Somos esclavas y esclavos. Ésa es la cruda realidad y,
cuanto antes lo aceptes, antes podrás empezar a ponerle remedio. No es sólo que no seamos dueñas y dueños de nuestras vidas, sino que, la mayor parte de las veces, tampoco lo somos de nuestros actos, de nuestras palabras o ni tan siquiera de nuestros pensamientos. Todo ello es el producto de nuestra educación a nivel escolar, laboral y mediático. ¿O quizás sería mejor llamarlo adoctrinamiento? También funciona a nivel familiar, porque, sin que seamos conscientes de ello, inculcamos a nuestras hijas e hijos las mismas creencias que una vez también nos inculcaron. Antes de continuar, tal vez convendría definir qué es una creencia. Existen múltiples acepciones para este término (psicológicas, religiosas e incluso diplomáticas), pero la más apropiada para el caso que nos ocupa tal vez sea la siguiente: una creencia es una serie de datos grabados en nuestro cerebro que hacen referencia a cómo funcionan o cómo deberían funcionar el mundo, las cosas, los animales o las personas que nos rodean. Un ejemplo sencillo de creencia podría ser, «si arrojas una piedra hacia arriba, ésta volverá a caer», o bien, «me sienta mejor la ropa negra que la de cualquier otro color». Ambas aseveraciones son creencias, independientemente de que la primera sea un hecho objetivo que nos afecta a todas y a todos (todo lo que sube baja) y la segunda funcione más a nivel particular (una mera cuestión de gustos).
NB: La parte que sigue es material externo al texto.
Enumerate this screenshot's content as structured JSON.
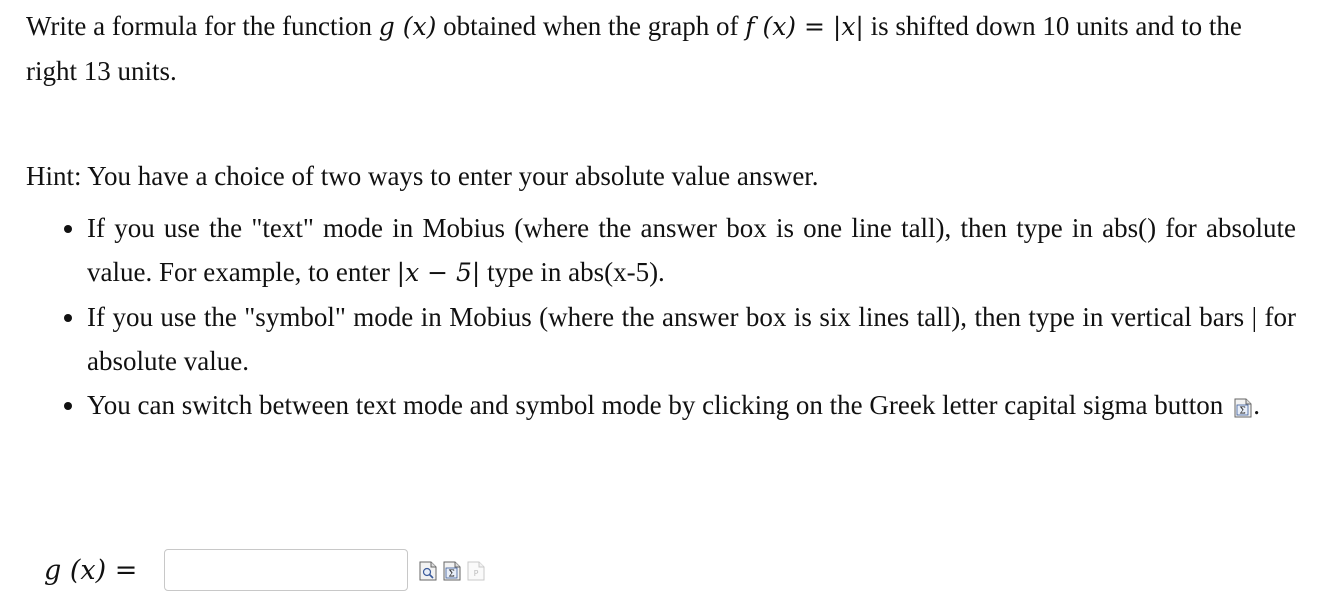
{
  "question": {
    "part1": "Write a formula for the function ",
    "g_of_x": "g (x)",
    "part2": " obtained when the graph of ",
    "f_of_x": "f (x) = |x|",
    "part3": " is shifted down 10 units and to the right 13 units."
  },
  "hint": {
    "intro": "Hint: You have a choice of two ways to enter your absolute value answer.",
    "bullet1_a": "If you use the \"text\" mode in Mobius (where the answer box is one line tall), then type in abs() for absolute value. For example, to enter ",
    "bullet1_math": "|x − 5|",
    "bullet1_b": " type in abs(x-5).",
    "bullet2": "If you use the \"symbol\" mode in Mobius (where the answer box is six lines tall), then type in vertical bars | for absolute value.",
    "bullet3_a": "You can switch between text mode and symbol mode by clicking on the Greek letter capital sigma button",
    "bullet3_b": "."
  },
  "answer": {
    "label": "g (x) =",
    "value": "",
    "placeholder": ""
  },
  "icons": {
    "preview": "preview-icon",
    "sigma": "sigma-icon",
    "plot": "plot-icon"
  }
}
Esto que a simple vista puede parecer algo sin
importancia, en realidad no lo es. Las creencias actúan tanto a nivel consciente como inconsciente, influyendo de manera directa sobre todos y cada uno de nuestros pensamientos, emociones, actos y juicios. Cuando piensas «necesito perder unos kilos», esto es fruto de una o varias creencias, probablemente relacionadas con los cánones de belleza establecidos a nivel sociocultural. Aunque también puede ser posible que temas por tu salud a causa de la información que ha llegado a ti sobre obesidad y problemas cardiovasculares (creencias en definitiva). Cuando suena el teléfono en mitad de la noche y sientes angustia o inquietud, esto también se debe a una o varias creencias negativas, fundamentadas tal vez en malas experiencias pasadas. Piensas que si alguien te llama a esas horas sólo puede tratarse de malas noticias. Cuando se abre la puerta del metro o del tren de cercanías y corres dentro en busca de un asiento, esto también tiene que ver con creencias. Se debe a la certeza que tienes de que va a haber pocos asientos disponibles y que sólo las más rápidas y rápidoss conseguirán ocuparlos (aunque muchas veces no sea así). Y cuando te topas con una persona y enseguida desconfías de ella, bien porque se encuentra mal arreglada, porque es extranjera o, sencillamente, porque no te gusta su cara, eso también se debe a una serie de creencias a raíz de las cuales enjuicias al resto de seres humanos.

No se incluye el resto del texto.